Зоя Андреевна вздохнула. Поставила сумку на стол (я тут же опустил ее на скамейку, спрятав за нами).
– Сестра говорила, я сначала не верила. Милочке было двенадцать, когда она нашла ее дневник. Такие странности… такая жесткость, жестокость по отношению к себе… не приведи господь… Главное, внешне – никаких признаков, нормальная девочка. Потом – ничего… Потом, в десятом… полный садомазохизм: какой-то избранник, которому она, видите ли, опоздала открыться, и ей остается на все это смотреть, слушать, как все это происходит… ну, мы теперь люди взрослые… как он спит с другой у нее на глазах. Ну, ты представляешь: «спит на глазах»… Зайду после уроков, сестра на работе, музыка гремит! И все одно и то же: «Вновь, вновь, вновь, не умирай любовь, не умирай любовь!» Вперится в одну точку. Ужас… Потом… потом того хуже… говорить не хочется… После института – по наклонной. Порвала документы. Сначала шторы изрезала. Потом вены. Сестра на глазах старела… Теперь вот – здесь.

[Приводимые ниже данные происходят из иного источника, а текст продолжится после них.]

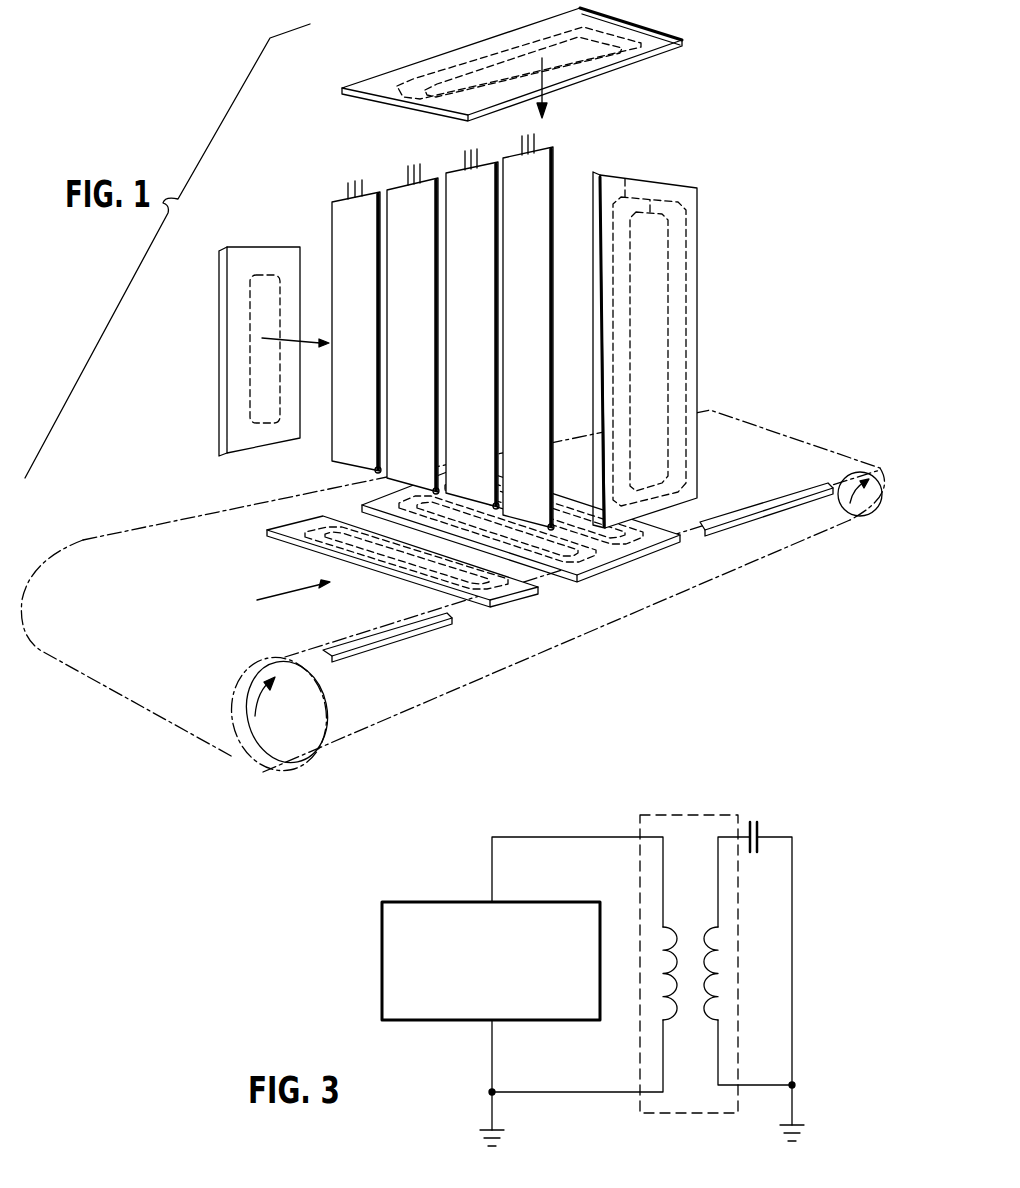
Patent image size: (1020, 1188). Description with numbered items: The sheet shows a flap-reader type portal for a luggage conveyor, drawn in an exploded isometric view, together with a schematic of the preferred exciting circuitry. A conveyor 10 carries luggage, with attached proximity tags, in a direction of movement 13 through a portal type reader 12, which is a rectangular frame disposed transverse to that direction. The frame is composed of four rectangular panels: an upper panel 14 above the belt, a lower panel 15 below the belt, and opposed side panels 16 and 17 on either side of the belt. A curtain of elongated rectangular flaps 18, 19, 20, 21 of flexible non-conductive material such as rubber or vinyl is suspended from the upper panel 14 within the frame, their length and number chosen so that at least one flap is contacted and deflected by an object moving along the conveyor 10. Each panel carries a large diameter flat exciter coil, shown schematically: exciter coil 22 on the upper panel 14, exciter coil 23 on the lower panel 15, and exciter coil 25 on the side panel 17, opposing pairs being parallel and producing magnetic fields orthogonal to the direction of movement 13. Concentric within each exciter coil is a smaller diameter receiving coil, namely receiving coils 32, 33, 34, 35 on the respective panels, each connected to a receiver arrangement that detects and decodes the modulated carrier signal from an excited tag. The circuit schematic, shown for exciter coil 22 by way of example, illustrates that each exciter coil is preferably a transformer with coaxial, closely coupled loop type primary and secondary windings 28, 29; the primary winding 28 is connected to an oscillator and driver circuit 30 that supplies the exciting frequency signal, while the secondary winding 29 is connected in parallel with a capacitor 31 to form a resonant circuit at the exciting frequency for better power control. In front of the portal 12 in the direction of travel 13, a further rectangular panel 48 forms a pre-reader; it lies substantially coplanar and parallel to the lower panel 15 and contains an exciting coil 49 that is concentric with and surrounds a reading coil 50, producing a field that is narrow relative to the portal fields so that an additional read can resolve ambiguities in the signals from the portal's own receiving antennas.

In FIG. 1, the conveyor 10 is at (422, 690).
In FIG. 1, the portal type reader 12 is at (479, 322).
In FIG. 1, the direction of movement 13 is at (293, 593).
In FIG. 1, the upper panel 14 is at (534, 64).
In FIG. 1, the lower panel 15 is at (521, 535).
In FIG. 1, the side panel 16 is at (247, 351).
In FIG. 1, the side panel 17 is at (680, 350).
In FIG. 1, the flap 18 is at (372, 377).
In FIG. 1, the flap 19 is at (425, 369).
In FIG. 1, the flap 20 is at (492, 422).
In FIG. 1, the flap 21 is at (543, 396).
In FIG. 1, the exciter coil 22 is at (437, 70).
In FIG. 3, the exciter coil 22 is at (689, 941).
In FIG. 1, the exciter coil 23 is at (550, 556).
In FIG. 1, the exciter coil 25 is at (686, 292).
In FIG. 3, the primary winding 28 is at (680, 935).
In FIG. 3, the secondary winding 29 is at (688, 1010).
In FIG. 3, the oscillator and driver circuit 30 is at (440, 912).
In FIG. 3, the capacitor 31 is at (760, 825).
In FIG. 1, the receiving coil 32 is at (590, 55).
In FIG. 1, the receiving coil 33 is at (583, 503).
In FIG. 1, the receiving coil 34 is at (250, 385).
In FIG. 1, the receiving coil 35 is at (670, 363).
In FIG. 1, the rectangular panel 48 is at (389, 549).
In FIG. 1, the exciting coil 49 is at (322, 548).
In FIG. 1, the reading coil 50 is at (330, 527).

– Я не знал, что у вас сестра.
– Они жили в последнем доме на той же улице, что и школа. В пятнадцатом. А прямо под ними моя отличница Рита Воронова жила. С мамой. Я иногда к ним заходила. Такая хорошая, милая семья: мама и дочь… Мама, правда, часто была на дежурствах, по два дня… а то и по три… Милочка наша откуда-то все ее дежурства знала, даже наперед. Собираюсь к ним зайти – Мила мне: «Не ходи, Анна Сергеевна на дежурстве». Знаешь… Может не надо тебе говорить, может, это меня не красит, но… я иногда думала: заберу тебя в свой класс, и вы с моей Ритой подружитесь. Ты меня пугал своей резкостью. Настораживал. Она же – сама мягкость. Такая девочка у меня была. Прелесть… Извини, не знаю, зачем я это сказала… Я за тебя всегда болела. Понимаешь?
Она провела рукой по моим волосам.
– Ну, пойду к Миле. Сколько же это мы с тобой не виделись? Лет пятнадцать?..
Я оценил ее мужество. Она говорила со мной так, словно мы встретились на автобусной остановке, а не в психушке.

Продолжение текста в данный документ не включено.